Disegno di legge per includere il tartufo tra i prodotti agricoli con fiscalità più favorevole

tartufoLa senatrice Pd Camilla Fabbri ha presentato, al Senato, un disegno di legge per includere il tartufo nell’inquadramento merceologico e fiscale dei prodotti agricoli.

“Nonostante il tartufo – spiega la senatrice Fabbri – sia ormai da decenni un prodotto coltivabile, non appare a tutt’oggi nell’elenco dei prodotti agricoli con tutti gli effetti giuridici e fiscali conseguenti. Un immobilismo legislativo che ha comportato una progressiva perdita di competitività del tartufo italiano nel mondo.
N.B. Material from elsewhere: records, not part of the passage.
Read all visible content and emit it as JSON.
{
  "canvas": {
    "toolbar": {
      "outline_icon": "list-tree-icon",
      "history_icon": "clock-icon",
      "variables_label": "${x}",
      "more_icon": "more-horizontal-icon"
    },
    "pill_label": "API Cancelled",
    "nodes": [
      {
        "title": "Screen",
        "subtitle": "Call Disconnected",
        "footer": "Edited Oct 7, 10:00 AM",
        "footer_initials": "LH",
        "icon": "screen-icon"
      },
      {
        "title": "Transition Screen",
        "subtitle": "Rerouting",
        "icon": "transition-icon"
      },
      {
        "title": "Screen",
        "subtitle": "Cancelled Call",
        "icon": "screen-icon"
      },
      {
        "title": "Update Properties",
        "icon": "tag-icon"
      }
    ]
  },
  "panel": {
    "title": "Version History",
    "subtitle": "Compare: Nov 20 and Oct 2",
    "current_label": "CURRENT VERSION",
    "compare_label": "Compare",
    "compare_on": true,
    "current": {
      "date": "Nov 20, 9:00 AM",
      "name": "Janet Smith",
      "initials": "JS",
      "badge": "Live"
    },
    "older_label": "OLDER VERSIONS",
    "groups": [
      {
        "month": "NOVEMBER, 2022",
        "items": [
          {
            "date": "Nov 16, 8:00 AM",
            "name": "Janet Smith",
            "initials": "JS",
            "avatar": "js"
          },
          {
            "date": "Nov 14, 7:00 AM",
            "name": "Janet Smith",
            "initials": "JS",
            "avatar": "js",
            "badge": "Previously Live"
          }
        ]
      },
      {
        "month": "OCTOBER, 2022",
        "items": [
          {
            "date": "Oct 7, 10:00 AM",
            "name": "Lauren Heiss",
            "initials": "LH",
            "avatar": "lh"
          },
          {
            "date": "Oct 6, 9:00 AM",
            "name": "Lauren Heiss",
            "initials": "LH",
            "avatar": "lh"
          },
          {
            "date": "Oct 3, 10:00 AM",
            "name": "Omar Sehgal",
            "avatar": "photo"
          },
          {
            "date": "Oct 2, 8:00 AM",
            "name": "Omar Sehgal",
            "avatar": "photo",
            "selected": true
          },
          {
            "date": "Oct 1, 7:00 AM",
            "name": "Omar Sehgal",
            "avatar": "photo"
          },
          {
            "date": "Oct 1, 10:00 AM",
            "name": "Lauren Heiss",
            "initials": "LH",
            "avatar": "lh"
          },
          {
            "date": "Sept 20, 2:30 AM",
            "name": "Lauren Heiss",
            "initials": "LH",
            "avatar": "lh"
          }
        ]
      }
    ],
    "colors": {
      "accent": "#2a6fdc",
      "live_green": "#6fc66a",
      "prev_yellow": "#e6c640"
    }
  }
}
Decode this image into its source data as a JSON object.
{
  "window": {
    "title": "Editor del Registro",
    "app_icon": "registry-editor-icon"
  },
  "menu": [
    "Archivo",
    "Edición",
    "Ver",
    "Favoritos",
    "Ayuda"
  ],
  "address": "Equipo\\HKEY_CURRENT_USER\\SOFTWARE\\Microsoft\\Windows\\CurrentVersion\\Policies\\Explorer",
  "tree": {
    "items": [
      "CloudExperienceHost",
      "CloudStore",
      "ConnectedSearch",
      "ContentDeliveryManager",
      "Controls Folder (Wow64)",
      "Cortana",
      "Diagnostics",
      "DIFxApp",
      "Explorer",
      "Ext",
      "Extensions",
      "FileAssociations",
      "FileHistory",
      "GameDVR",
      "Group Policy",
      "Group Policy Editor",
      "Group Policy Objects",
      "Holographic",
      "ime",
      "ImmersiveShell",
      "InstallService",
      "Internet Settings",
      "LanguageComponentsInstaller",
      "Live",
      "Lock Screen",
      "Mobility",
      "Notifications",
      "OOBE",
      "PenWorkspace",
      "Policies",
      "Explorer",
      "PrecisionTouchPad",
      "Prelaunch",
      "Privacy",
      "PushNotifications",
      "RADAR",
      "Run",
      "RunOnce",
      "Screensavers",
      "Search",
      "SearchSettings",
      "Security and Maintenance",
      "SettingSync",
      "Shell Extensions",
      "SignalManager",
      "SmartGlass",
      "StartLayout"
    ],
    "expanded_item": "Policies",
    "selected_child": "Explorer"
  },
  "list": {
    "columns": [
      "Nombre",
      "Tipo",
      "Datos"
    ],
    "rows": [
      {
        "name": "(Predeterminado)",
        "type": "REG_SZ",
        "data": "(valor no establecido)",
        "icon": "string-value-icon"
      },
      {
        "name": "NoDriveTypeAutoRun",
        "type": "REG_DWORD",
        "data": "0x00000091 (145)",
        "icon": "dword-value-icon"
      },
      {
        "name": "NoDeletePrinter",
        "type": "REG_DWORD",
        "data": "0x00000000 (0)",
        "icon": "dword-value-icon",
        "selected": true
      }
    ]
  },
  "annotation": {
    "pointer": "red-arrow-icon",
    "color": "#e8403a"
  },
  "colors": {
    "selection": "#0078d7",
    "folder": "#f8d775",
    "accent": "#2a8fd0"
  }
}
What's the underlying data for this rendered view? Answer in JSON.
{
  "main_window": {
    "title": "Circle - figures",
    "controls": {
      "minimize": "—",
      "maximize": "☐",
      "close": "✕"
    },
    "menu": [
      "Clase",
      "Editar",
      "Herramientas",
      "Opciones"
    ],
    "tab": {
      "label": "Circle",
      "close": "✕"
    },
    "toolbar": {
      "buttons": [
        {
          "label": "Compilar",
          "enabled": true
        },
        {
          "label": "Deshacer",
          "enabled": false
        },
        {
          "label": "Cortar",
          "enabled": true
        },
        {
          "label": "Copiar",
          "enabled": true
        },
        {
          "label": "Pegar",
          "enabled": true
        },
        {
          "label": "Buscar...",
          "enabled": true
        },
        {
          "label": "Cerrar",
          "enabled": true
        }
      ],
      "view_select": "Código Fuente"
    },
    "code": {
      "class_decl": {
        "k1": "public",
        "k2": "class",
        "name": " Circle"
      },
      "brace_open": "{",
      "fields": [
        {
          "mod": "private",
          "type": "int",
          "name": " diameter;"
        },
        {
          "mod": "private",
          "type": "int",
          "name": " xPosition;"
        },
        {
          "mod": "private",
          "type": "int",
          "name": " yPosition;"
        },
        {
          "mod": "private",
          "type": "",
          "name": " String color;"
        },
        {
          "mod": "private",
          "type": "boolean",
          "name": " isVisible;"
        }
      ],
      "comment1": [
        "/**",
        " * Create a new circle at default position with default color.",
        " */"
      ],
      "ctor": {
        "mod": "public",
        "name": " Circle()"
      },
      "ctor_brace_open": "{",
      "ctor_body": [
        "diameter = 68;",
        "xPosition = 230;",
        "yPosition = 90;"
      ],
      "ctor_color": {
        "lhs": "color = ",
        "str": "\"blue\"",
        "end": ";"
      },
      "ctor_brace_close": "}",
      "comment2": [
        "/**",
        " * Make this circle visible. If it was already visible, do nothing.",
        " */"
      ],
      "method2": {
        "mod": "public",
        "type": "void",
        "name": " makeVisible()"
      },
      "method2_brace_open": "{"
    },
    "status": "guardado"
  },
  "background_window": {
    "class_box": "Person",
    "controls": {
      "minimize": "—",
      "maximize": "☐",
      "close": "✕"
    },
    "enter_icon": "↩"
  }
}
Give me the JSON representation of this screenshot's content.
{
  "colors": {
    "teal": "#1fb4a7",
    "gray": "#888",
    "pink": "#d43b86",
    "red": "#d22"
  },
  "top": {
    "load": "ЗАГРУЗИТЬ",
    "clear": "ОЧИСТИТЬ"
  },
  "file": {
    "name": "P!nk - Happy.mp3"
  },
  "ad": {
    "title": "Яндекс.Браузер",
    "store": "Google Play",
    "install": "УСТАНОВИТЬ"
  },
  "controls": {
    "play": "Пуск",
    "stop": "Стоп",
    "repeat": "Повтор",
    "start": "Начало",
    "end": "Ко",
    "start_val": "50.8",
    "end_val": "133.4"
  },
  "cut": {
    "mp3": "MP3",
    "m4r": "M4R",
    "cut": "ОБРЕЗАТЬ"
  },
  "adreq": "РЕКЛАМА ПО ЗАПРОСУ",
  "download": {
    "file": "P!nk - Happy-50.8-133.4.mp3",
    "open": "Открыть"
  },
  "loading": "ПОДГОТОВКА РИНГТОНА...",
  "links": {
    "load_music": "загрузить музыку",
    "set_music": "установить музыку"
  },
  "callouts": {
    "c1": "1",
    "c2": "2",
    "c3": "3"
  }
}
In Francia, Spagna e Croazia (solo per citare quelle della UE), grazie a normative più favorevoli, che considerano il tartufo un prodotto agricolo con aliquote Iva dal 4 al 5,5 per cento, le merci hanno guadagnato quote sui mercati di consumo internazionali minacciando prima e scalzando poi il primato, una volta indiscusso, del prodotto italiano. Tale situazione – aggiunge – ha danneggiato e continua a danneggiare le diverse imprese della intera filiera del tartufo nostrano. Un settore che, al contrario, dovrebbe e potrebbe essere strategico per diverse aree del Paese dove, sebbene la produzione sia in calo, il tartufo ancora oggi resta una valida risorsa per il mantenimento e lo sviluppo dell’economia e del turismo dei territori di montagna di diverse regioni come le Marche, l’Umbria e il Piemonte”.